No mês de fevereiro de 2014 foi anunciada (mais) uma demonstração de um resultado matemático, que se conhecia desde 1930, mas do qual não havia uma demonstração matemática (veja na Gazeta de Matemática uma apresentação detalhada do problema). O resultado conhecido como “O problema da discrepância de Erdös” foi demonstrado. O problema deste problema é que foi “demonstrado” (ou coisa parecida) com recurso a um computador, e os matemáticos (humanos) não conseguem verificar toda a informação gerada pela “demonstração” - aproximadamente uns 13 GB de dados (leia uma notícia sobre a demonstração).

A questão das demonstrações que não podem ser verificadas (ou validadas?) por humanos não é nova... o problema do mapa das quatro cores, terá sido uma das primeiras demonstrações a causar este tipo de polémica. Mas a questão coloca-se cada vez com maior frequência, o que significa que cada vez mais matemáticos fazem demonstrações (ou coisa parecida), com sucesso, mas sem consenso, de resultados matemáticos com recurso à tecnologia.

Mas para que serve então uma demonstração? Costumava servir para nos certificarmos que uma propriedade é verdadeira... agora surge uma discussão nova, onde não se contesta a veracidade, mas a forma como foi obtida (como uma espécie de erro processual que leva à absolvição de um arguido culpado). A demonstração já não é o que era, ou pelo menos, já não serve para o que servia...

E na escola, entre alunos – e não entre matemáticos – para que servem as demonstrações?

Uma resposta possível será “para aprender a fazer demonstrações”... como se aprender a falar tivesse como único objetivo, falar em vez de algo mais abrangente - como comunicar.

Outra resposta possível será “para mostrar a coerência da construção matemática”... mas entre os alunos mais novos, algumas demonstrações tem o resultado exatamente oposto, ou seja transmitem a ideia de que a matemática é um conjunto de símbolos encaixados sem coerência evidente.

Ainda outra possibilidade será “desenvolver a capacidade de abstração”... o problema é que uma condição necessária para entender algumas demonstrações é a existência de uma grande capacidade de abstração, que, com alguma frequência, ainda não existe.

Não se pretende aqui desvalorizar o papel dos raciocínios demonstrativos. Existem demonstrações adequadas a todas as idades, com níveis de abstração, graus de rigor matemático e formalismo razoáveis para cada situação específica. Essas são as boas demonstrações.

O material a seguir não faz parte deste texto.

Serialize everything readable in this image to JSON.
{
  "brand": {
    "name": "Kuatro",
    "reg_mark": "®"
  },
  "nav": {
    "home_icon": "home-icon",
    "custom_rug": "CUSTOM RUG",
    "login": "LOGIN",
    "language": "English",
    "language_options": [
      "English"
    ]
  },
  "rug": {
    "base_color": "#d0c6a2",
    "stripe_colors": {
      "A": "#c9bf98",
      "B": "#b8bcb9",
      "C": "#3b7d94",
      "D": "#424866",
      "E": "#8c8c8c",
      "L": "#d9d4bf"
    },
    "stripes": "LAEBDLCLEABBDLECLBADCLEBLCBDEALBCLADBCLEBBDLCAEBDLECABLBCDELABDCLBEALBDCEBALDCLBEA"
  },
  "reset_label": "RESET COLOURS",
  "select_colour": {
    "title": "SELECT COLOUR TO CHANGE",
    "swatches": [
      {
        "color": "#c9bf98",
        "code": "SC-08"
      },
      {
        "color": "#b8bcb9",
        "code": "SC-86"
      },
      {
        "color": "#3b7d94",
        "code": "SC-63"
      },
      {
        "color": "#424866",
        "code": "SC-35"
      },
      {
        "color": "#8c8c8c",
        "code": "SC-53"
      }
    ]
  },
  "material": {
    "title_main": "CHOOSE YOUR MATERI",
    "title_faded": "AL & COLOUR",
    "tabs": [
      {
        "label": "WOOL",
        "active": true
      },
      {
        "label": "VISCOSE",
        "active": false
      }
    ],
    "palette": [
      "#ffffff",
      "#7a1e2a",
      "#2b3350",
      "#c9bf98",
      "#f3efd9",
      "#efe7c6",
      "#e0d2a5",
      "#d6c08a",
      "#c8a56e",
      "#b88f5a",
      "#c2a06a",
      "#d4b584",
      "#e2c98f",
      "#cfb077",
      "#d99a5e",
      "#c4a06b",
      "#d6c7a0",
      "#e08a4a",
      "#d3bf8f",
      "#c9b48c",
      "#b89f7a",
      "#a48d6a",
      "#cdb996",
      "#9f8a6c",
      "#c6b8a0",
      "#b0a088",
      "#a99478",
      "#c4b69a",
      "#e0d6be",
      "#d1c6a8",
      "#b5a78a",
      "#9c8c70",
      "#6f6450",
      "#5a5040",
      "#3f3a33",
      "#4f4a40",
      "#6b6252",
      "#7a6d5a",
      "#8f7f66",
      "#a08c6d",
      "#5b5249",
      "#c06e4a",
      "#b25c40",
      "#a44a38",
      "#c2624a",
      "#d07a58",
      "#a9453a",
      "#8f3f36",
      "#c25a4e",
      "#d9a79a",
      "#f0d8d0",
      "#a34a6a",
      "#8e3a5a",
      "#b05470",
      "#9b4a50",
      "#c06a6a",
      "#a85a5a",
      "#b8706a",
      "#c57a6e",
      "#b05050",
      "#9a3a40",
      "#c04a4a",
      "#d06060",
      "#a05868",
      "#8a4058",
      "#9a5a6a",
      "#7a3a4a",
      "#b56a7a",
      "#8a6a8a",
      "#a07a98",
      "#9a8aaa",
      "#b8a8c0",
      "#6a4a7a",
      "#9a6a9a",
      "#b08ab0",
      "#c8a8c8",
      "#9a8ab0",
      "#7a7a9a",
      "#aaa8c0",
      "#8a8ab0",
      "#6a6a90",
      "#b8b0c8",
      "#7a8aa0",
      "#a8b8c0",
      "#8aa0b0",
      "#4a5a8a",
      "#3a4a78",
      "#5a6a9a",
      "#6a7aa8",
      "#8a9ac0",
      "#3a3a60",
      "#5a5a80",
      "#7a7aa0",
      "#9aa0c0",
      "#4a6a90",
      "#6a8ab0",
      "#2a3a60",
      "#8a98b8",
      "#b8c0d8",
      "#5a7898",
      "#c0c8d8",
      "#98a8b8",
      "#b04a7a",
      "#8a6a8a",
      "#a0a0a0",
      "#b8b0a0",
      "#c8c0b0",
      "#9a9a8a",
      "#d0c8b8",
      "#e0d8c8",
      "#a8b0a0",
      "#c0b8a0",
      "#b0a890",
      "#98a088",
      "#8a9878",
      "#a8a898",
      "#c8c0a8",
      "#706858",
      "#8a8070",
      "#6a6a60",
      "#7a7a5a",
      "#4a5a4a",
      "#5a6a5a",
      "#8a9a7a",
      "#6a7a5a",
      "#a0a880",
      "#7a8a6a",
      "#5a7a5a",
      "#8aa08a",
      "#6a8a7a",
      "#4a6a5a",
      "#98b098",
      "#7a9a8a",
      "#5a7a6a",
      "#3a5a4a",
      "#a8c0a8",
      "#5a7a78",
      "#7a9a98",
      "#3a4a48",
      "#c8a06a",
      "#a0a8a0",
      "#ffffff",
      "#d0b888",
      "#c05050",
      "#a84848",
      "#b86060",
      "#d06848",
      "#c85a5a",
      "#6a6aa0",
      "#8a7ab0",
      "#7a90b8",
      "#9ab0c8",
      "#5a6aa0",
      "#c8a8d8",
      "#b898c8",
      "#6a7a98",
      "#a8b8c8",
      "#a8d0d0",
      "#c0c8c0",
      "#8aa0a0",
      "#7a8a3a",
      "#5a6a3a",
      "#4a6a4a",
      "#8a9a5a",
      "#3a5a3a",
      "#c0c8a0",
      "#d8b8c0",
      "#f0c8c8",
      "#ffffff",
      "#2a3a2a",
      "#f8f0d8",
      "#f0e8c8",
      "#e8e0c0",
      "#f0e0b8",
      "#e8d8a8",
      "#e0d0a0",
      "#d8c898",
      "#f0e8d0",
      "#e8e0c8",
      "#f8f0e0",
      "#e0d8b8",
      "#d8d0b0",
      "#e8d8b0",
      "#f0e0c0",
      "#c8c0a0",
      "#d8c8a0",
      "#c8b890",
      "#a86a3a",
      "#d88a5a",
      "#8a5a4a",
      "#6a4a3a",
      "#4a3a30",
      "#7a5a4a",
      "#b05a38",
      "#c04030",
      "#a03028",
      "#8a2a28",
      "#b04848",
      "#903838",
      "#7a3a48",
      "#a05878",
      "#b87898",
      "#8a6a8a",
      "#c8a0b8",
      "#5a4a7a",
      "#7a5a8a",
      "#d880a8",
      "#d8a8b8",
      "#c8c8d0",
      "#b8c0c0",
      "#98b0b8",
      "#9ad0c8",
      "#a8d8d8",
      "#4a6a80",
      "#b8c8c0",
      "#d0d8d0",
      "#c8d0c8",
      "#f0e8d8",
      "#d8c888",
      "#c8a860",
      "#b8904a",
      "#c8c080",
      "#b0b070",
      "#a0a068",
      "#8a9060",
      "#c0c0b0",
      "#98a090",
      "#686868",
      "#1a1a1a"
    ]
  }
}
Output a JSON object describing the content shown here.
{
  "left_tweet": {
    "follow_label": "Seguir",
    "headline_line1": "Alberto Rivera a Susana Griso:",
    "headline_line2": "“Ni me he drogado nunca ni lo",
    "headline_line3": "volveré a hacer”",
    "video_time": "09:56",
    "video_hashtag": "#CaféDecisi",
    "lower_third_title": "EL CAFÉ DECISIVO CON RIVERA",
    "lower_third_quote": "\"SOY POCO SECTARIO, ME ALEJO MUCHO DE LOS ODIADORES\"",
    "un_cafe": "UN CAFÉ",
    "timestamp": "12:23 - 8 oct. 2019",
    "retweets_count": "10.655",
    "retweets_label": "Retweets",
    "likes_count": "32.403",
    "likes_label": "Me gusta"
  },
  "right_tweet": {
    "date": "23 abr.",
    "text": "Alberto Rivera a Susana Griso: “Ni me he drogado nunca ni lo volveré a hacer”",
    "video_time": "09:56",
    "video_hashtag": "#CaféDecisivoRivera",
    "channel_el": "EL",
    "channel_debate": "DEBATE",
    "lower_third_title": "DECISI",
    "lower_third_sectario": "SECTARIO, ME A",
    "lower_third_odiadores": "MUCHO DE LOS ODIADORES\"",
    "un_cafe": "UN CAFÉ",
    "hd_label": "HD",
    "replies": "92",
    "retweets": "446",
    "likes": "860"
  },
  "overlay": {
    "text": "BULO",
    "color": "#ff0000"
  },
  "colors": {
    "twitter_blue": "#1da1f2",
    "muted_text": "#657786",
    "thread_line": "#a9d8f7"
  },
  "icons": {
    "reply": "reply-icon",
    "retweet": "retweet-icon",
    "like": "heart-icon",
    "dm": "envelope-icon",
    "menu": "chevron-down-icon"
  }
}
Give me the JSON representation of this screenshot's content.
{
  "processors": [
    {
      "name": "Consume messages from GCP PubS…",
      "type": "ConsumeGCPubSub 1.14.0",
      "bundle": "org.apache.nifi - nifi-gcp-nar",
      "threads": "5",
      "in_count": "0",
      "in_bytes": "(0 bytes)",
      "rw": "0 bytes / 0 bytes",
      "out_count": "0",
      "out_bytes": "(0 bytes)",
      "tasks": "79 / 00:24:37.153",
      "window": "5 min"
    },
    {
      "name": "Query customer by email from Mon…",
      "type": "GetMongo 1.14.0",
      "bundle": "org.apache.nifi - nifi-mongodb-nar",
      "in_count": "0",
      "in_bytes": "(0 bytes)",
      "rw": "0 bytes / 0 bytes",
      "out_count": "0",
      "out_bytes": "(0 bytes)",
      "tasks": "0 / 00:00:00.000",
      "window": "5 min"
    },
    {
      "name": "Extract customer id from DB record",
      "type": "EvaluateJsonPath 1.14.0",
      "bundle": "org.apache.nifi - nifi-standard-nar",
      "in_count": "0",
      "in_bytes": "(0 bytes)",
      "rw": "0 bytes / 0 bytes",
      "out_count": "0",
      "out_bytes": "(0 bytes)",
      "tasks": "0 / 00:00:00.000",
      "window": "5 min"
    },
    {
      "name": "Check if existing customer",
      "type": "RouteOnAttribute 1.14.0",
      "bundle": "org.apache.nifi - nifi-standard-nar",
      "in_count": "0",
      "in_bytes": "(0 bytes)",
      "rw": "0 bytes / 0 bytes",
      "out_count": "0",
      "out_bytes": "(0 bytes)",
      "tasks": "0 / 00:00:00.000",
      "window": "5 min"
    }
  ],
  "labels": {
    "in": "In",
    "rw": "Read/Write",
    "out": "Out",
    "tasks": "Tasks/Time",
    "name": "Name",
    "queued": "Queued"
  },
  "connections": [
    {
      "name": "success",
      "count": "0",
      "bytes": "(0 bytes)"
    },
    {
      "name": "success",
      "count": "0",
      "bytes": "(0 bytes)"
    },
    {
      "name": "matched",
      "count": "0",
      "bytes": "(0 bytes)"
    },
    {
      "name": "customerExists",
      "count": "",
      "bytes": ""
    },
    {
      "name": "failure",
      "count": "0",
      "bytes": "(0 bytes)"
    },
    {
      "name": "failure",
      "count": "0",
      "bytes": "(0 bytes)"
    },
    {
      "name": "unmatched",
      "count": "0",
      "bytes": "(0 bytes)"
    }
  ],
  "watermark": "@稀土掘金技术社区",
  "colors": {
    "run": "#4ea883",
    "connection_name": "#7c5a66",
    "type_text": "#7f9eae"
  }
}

Por exemplo, demonstrações em geometria por composição e decomposição de figuras são atividades que permitem verificar propriedades e que costumam ajudar alunos mais novos a compreender a matemática relevante e a generalizar observações num caso específico para a situação geral. Mesmo formulações algébricas abstratas como os casos notáveis (da multiplicação de binómios), podem ser demonstrados com recurso a uma interpretação geométrica, o que permite analisar a formulação algébrica, num plano mais concreto, sem se perder a generalidade.

Uma boa demonstração revela a beleza, ou pelo menos a coerência, da matemática. Uma boa demonstração explica, justifica, ajuda... as más demonstrações (mesmo que sejam bem feitas), não.

Algumas demonstrações cada vez mais «recomendadas», que consistem essencialmente em manipulações algébricas, apresentadas ou propostas a alunos muito novos, contribuem com grande probabilidade para confundir; para tornar obscuro e distante o objeto de estudo, em vez de esclarecer, clarificar ou revelar a sua beleza e coerência... e culminam frequentemente na pergunta “para que é que isto serve?

primeira versão deste texto foi originalmente publicada na rubrica Valor Absoluto do Clube de Matemática da SPM, em 11 de março de 2014.